Podemos comparar a cabeça do hipocondríaco com um circo de horrores, onde o mesmo tem a capacidade de elaborar os pensamentos mais mirabolantes, acerca das piores doenças que alguém possa imaginar (de uma simples dor de cabeça, pode imaginar que esta tendo um acidente vascular hemorrágico, ou um tumor e irá morrer).

O raciocínio do hipocondríaco acontece mais ou menos dessa forma: “estou aqui pensando de onde pode ter surgido essa dor de cabeça, até hoje de manhã eu não estava sentindo nada, será que é uma enxaqueca? Não, não pode ser eu nunca tive enxaqueca, deve ser algo bem mais grave, quem sabe eu não estou tendo um AVC (acidente vascular cerebral)? O melhor mesmo é ir a um Pronto Socorro, pois os exames que eu fiz a semana passada, todos foram normais, sinal que essa dor deve ser algo grave.

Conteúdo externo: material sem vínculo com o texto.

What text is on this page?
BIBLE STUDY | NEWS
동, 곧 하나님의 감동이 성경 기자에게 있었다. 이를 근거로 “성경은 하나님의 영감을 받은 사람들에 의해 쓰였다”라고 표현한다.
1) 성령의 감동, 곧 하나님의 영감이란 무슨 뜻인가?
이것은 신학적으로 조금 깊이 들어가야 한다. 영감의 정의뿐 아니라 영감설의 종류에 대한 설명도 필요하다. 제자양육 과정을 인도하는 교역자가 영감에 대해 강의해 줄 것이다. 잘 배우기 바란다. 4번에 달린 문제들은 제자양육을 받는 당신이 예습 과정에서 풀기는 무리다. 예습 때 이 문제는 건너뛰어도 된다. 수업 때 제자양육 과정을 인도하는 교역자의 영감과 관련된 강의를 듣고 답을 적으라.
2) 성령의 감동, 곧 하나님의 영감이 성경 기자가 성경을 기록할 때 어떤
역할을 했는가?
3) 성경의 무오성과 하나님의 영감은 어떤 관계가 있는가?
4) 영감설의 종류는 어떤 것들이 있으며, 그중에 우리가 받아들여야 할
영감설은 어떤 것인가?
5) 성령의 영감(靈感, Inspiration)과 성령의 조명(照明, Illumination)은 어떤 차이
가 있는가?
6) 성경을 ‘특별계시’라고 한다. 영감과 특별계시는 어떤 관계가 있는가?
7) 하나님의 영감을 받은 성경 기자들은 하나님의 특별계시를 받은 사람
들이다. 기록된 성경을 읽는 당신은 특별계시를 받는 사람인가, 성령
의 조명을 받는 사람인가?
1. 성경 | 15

Após ser avaliado clínica e laboratorialmente, e descartado os diagnósticos de enxaqueca e AVC, o mesmo imediatamente aventa a possibilidade de estar acometido por outra doença, por exemplo, ummm, na verdade devo estar acometido de um tumor no cérebro. E a partir daí, novamente começa uma via sacra de medico em médico, enquanto ele não descarta esta possibilidade a cabeça fica o tempo todo pensando em coisas ruins, e quando descartar esta possibilidade, outra tomará o seu lugar e assim por diante”.

A hipocondria faz com que o seu portador não encare a realidade, ele desvia o foco, não percebe, não vê, e nem tão pouco se importa com os problemas do cotidiano, da vida real, passa o tempo todo ruminando e centrado em seus sintomas e pensamentos pessimistas. Ocorre nesse momento, aquilo que já conhecemos de outras patologias, o indivíduo se acomoda, e como se se entra em uma zona de conforto, em um mundo que ele já conhece, sabe como administrar o mesmo, não sente entusiasmo e nem tão pouco necessidade de evoluir e crescer na vida.

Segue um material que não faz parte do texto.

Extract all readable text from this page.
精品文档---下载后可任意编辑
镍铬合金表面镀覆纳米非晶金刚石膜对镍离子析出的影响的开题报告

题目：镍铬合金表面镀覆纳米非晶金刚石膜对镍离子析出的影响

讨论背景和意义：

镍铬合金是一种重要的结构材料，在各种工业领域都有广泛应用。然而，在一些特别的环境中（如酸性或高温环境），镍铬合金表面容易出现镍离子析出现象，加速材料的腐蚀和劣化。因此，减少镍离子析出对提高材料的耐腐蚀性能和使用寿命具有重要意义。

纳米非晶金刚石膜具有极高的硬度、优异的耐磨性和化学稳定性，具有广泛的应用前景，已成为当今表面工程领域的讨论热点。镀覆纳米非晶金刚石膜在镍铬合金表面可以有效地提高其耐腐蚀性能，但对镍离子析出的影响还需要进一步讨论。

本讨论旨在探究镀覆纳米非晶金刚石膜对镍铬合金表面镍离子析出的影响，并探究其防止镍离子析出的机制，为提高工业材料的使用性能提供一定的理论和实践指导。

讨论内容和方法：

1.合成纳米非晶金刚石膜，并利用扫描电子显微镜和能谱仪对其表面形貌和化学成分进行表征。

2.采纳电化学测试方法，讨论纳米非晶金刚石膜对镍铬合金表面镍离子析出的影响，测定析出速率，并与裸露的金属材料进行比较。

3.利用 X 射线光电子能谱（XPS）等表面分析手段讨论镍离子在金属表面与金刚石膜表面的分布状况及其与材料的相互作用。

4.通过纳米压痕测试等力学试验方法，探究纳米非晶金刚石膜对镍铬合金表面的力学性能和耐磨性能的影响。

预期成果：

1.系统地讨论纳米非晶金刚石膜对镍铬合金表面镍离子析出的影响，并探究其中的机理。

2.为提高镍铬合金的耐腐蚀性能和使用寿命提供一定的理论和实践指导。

A Hipocondria, assim como o Transtorno Obsessivo Compulsivo, tem uma ligação direta principalmente com os quadros de depressão e ansiedade. Os indivíduos acometidos por tal transtorno, geralmente são por essência pessimista, possuem uma visão sombria de tudo e têm um enorme sentimento de culpa (conscientes ou inconscientes), daí sempre se achar merecedores de castigos (que na verdade seria a própria doença).

Com relação ao tratamento desse tipo de neurose, e fundamental que o portador da mesma esteja disposto a investir firmemente em um trabalho de psicoterapia, objetivando que o mesmo possa visualizar os sentimentos e conflitos, que na verdade são os fatores desencadeantes de toda a sua sintomatologia e de suas desconfianças. A avaliação de um bom profissional da psicologia, de acordo com a gravidade do caso, pode determinar que o mesmo tenha que encaminhar o portador do transtorno, para uma avaliação do psiquiatra, o qual de acordo com o quadro clínico do paciente poderá lançar mão do uso de antidepressivo, ansiolítico ou uma associação de antidepressivo com ansiolítico, em conjunto com a psicoterapia.

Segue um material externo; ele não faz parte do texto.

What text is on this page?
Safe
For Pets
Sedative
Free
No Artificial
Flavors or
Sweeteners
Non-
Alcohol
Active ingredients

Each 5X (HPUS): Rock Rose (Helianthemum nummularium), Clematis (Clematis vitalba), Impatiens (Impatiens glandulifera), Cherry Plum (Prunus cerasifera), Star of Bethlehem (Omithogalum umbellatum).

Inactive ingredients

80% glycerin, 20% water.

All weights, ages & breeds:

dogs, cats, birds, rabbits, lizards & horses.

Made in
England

O uso de antidepressivo, no transtorno hipocondríaco, deve-se ao fato do antidepressivo tratar a ansiedade, e também porque é comum a hipocondria estar associada a quadros depressivos, situação essa que pode levar ao paciente a apresentar o chamado delírio hipocondríaco. Outra associação muito comum, que pode ocorrer com o portador de hipocondria, e o mesmo também ser portador de TOC (transtorno obsessivo compulsivo). 

Quanto ao prognóstico, os estudos existentes mostram uma possibilidade de até 10% de cura para o transtorno, 66% dos pacientes poderão ter recaídas do transtorno e 24% dos pacientes não apresentarão melhora.

Quanto aos fatores de risco para a hipocondria, podemos dizer não existir causas que, por si só, justifiquem-na, no entanto podemos citar alguns fatores de risco: um dos mais importantes é quanto o indivíduo, a despeito de exames, consultas e demais meios indicarem que o mesmo se encontra perfeitamente saudável, ele insistir na existência de que tem uma doença e passa a sofrer com isso; convívio com pessoas da família ou próxima acometida de doença grave; pessoas excessivamente metódicas, com baixa auto-estima, e que se sentem culpadas por desacertos na família, na vida pessoal ou profissional; preocupação exagerada com o físico; a proximidade com doenças graves; o paciente deprimido; os ciberhipocondríacos (indivíduos que investigam por conta própria, na net doenças que acreditam ter ou que possam desenvolver) e outros.